DHD Care Terms and Conditions

DHD Care Terms and Conditions are clearly outlined in the Master Services Agreement and can be provided by request at any time.  General Terms and Conditions include the following:

Confidential Information and Indemnification

“End  User  Confidential  Information” means  any  and  all  confidential  and  proprietary information, whether oral or recorded in any form or medium, concerning the End User, its affiliates, subsidiaries, subscribers, members, applicants or other contractors performing work for the End User, including, but not limited to, the terms and conditions of this Agreement

Nondisclosure.  During and after the term of this Agreement, neither party will disclose

Confidential Information of the other party to third parties nor use Confidential Information for any purpose whatsoever except as authorized in this Agreement.  DHD is authorized to use End User Confidential Information only to perform Services under this Agreement. End User may disclose any project deliverable, regardless of whether it is DHD Confidential Information, to its employees, agents, and contractors under an obligation to maintain confidentiality.  DHD may only disclose End User Confidential Information to its employees, agents, and contractors who (a) have a reasonable and legitimate need to know, and (b) are under an obligation to maintain confidentiality.   The use of the End User Confidential Information must be limited solely to performing Services under this Agreement for which the Confidential Information relates until those Services are fulfilled Services are terminated.

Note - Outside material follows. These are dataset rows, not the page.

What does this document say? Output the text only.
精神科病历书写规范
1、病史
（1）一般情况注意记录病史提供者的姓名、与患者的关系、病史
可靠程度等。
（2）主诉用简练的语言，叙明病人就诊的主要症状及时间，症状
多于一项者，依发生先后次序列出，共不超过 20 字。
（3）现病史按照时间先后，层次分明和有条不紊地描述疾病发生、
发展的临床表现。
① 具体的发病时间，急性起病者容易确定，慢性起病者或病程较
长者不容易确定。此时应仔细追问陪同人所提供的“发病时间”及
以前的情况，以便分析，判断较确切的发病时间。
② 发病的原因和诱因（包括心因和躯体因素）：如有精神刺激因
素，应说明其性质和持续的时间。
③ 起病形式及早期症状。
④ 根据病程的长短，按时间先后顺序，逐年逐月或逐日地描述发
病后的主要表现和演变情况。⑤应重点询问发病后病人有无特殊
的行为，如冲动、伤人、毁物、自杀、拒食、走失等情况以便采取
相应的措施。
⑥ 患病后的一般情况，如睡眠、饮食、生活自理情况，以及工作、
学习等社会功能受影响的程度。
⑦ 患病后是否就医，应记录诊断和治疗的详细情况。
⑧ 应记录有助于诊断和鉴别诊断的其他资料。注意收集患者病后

Cooperation.  DHD warrants that it has entered into a recent nondisclosure agreement of sufficient scope to cover all End User Confidential Information and Know-How with each of its DHD personnel who will have or may have access to End User’s Confidential Information that adequately protects End User’s Confidential Information.  DHD will fully assist End User in all matters relating to the protection from unauthorized use or disclosure of Confidential Information, including, without limitation, reminding DHD personnel of their nondisclosure obligations during employment and at exit interviews, notifying End User immediately upon the discovery of any actual or alleged breach of any of DHD’s personnel’s obligations, and providing all reasonable assistance to End User in any proceeding brought by End User to prevent disclosure or further disclosure of Confidential Information.

Proprietary Materials; Information Provided by Others

End User hereby grants to DHD, and DHD hereby accepts, access to and use of End User’s and/or its third-party licensor’s proprietary materials (the “Licensed Materials”) solely for purposes of providing Support. End User warrants and represents that it has, or will use commercially reasonable efforts to obtain, the right and authority to grant such access to and use of all Licensed Materials to DHD hereunder. DHD shall not make any copies, distribute, reproduce, modify, transmit, reverse engineer, disassemble, decompile, prepare derivative works, of the Licensed Materials, except as necessary to provide Support and as approved by End User.

DHD agrees not to remove, obscure or obliterate any copyright notice, trademark or other proprietary rights notices placed on or contained in any Licensed Materials.

DHD will be entitled to rely on the accuracy and completeness of information prepared and/or provided by End User. DHD shall not be liable to End User or any third party for any injury  or  loss  arising  from  errors, omissions, or  inaccuracies in  documents or  other information that is provided by End User.

LIMITATION OF LIABILITY IN NO EVENT WILL EITHER PARTY BE LIABLE FOR (A) ANY DAMAGES RESULTING FROM LOSS OF USE, DATA, OR PROFITS, ARISING OUT OF OR IN CONNECTION WITH THE USE OR PERFORMANCE OF THE HARDWARE IN EXCESS OF THE TOTAL AMOUNTS PAID OR PAYABLE UNDER THIS AGREEMENT, OR (B) ANY INCIDENTAL, INDIRECT, SPECIAL OR CONSEQUENTIAL DAMAGES.

Miscellaneous

Applicable Law.  This  Agreement and  any  claims  arising under  or  related  to,  will  be governed by the laws of the State of California without regard to the conflict of law provisions thereof.   The state and federal courts within Santa Barbara County, California except that either party  may seek  equitable relief  in  any  court of  competent jurisdiction to  protect its Confidential Information from misappropriation or disclosure by the other party.

Entire Agreement. The terms and conditions contained in this Agreement and its Appendices constitute the entire agreement between the parties with respect to the subject matter hereof and supersede all previous agreements and understandings, whether oral or written, between the parties hereto with respect to the subject matter of this Agreement and no agreement or understanding varying or extending the same shall be binding upon either party unless in a written document signed by both parties.

Force Majeure. Neither party shall be liable to the other for any delay or failure to perform under this Agreement arising out of a cause beyond its control including, but not limited to, fires, floods, earthquakes, or acts of God. Notwithstanding the foregoing, the party whose performance is delayed or prevented shall  make  commercially reasonable efforts  to perform as soon as practicable following the cessation of the Force Majeure event.  In the event that the force majeure event continues for a period of 30 days, then End User may terminate this Agreement immediately upon notice to DHD without penalty.